On the current Ed-Fi composites feature and the implementations (like enrollment), the feature is non-performant at scale: query size and page limits block performance. A couple of MSPs had tried to use this feature with no success. 1 MSP had used it successfully, but even there it was with a LEA of <15K student FTE. There are very few known uses of this feature (2 were cited, and it was unclear if either was in production). Also, code recompile is hard for users - need a more dynamic approach, perhaps based on database views

There was a long discussion about pulling data through the granular APIs or using aggregates (see diagram attached). OneRoster was generally seen as a good approach given its market momentum, but the issue of how to account for the breadth of data that users want was still a problem to solve for. The extreme number of OneRoster custom metadata extensions seen in the field (n.b., the Ed-Fi Summit session by ClassLink) raises questions as to if this approach scales to be a standards-based solution.

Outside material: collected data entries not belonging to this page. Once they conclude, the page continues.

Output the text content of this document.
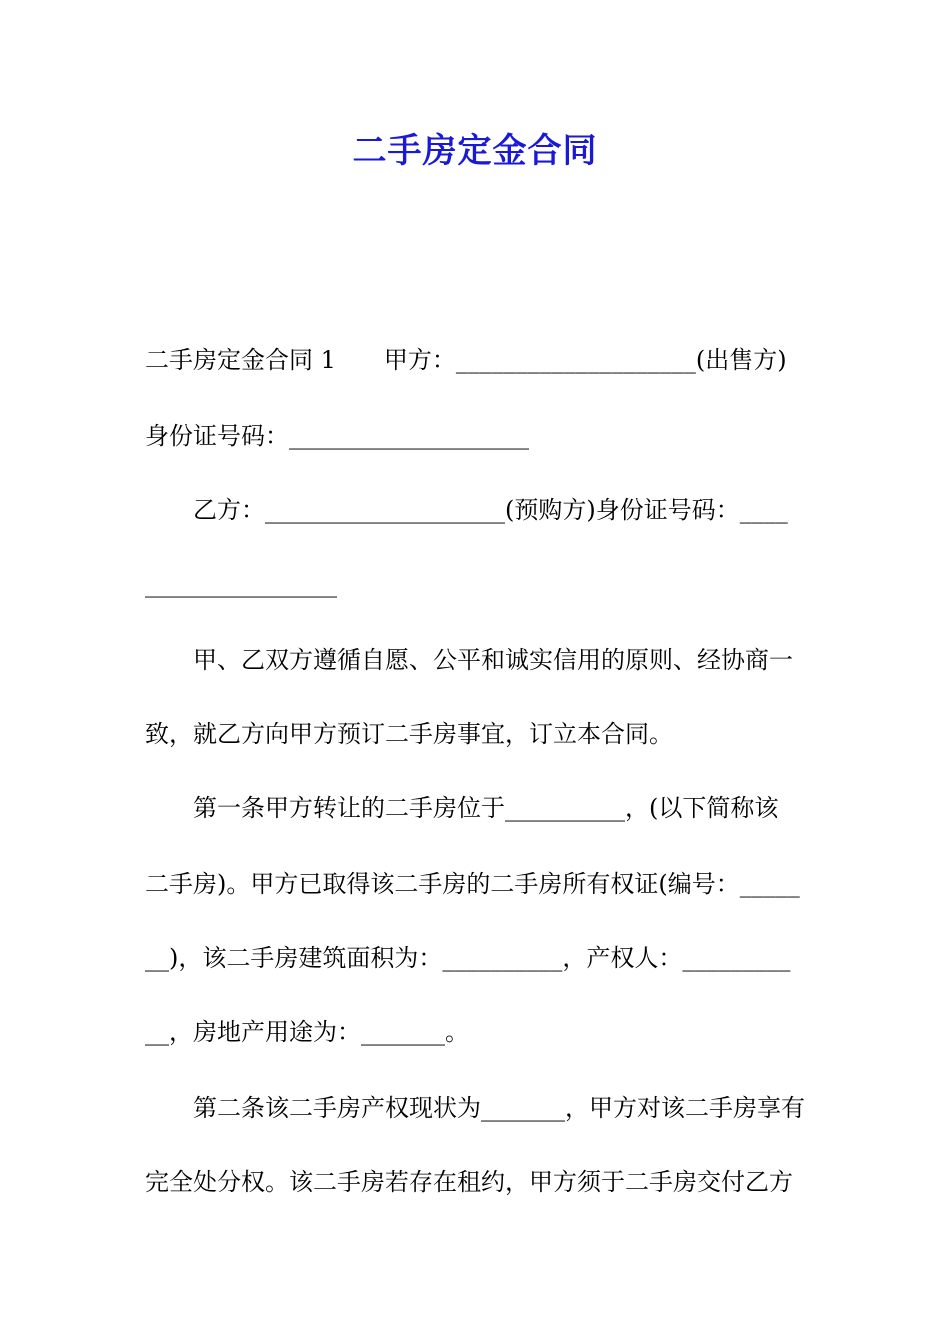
二手房定金合同
二手房定金合同 1　　甲方：____________________(出售方)
身份证号码：____________________
乙方：____________________(预购方)身份证号码：____
________________
甲、乙双方遵循自愿、公平和诚实信用的原则、经协商一
致，就乙方向甲方预订二手房事宜，订立本合同。
第一条甲方转让的二手房位于__________，(以下简称该
二手房)。甲方已取得该二手房的二手房所有权证(编号：_____
__)，该二手房建筑面积为：__________，产权人：_________
__，房地产用途为：_______。
第二条该二手房产权现状为_______，甲方对该二手房享有
完全处分权。该二手房若存在租约，甲方须于二手房交付乙方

There were some additional points/proposals:

  • The possibility of an 80/20 approach: support OneRoster for 80% of needs, but when finer-grained data is not in that spec, use the granular APIs. There is some "economic" logic to this: when you want the more difficult to source data, then you commit to extra work to get that data
  • It was also pointed out that most SIS systems have a OneRoster implementation currently, which raises the question of what does OneRoster on Ed-Fi get you? Another MSP responded that SIS implementations are not working smoothly in actual field work, and that decoupling this gives you more flexibility.
  • Also need to consider the possibility of ID anonymization becoming a widely demanded feature and data minimization.